Tuesday, November 6, 2012

Making Yodas



I have a few notes written on the whiteboard in my office.  One contains Dave Perkins’ list of “lifeworthy skills:"  insight, action, ethics, and “comeupance.”  Another is a list of Daniel Pink’s drivers of motivation:  autonomy, mastery, and purpose.  At the upper right hand corner is something that I wrote this summer:  reflection is the key to change.

The work of reflection -- examination, thinking, and evaluation -- is what leads to learning.  Unfortunately, because many of us are poor reflectors, we continue to make the same mistakes throughout our lives leading to a Groundhog Day type of existence.  Many of us are not life-long learners because we never learned how to be reflective.

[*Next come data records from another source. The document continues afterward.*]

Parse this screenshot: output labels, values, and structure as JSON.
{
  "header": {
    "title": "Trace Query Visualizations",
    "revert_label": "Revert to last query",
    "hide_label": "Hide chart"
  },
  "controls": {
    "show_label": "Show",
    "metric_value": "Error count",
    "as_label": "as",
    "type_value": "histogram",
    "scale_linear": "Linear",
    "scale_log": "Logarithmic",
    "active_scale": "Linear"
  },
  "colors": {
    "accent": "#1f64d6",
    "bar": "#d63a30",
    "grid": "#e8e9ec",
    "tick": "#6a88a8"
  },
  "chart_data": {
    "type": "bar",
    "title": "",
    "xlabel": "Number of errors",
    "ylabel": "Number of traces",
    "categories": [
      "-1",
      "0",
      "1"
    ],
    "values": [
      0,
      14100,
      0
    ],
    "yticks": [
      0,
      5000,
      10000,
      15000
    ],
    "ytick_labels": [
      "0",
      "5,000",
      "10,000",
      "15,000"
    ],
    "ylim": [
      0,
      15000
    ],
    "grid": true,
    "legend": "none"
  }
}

The key to reflection is that it involves the self, not an outside source.  While external motivation may be needed to poke and prod folks into reflection, it is the actual work of the  individual that makes it so valuable.  The fact is, we really don’t learn very well from instruction or watching others.  If we did, 7th graders would have the wisdom of Yoda and war would be a faint memory.

If we are trying to prepare our students to be adaptive, functional adults, we must teach them to be reflective.  It can be practiced and learned so that it becomes an active part of life, prompting introspection and growth.  Schools should institutionalize systems that require students to reflect on what they learn and how they learn.  There are many ways to do this:  self assessment on assignments, student-designed rubrics, reporting systems that require students to comment on their own progress,  portfolios (electronic or paper) that ask students to catalog and reflect on their work, and student blogs.  

As long as teachers and tests remain the primary judges of students, students will continue to look outside of themselves for guidance.  They need to learn to look inside to find their own way.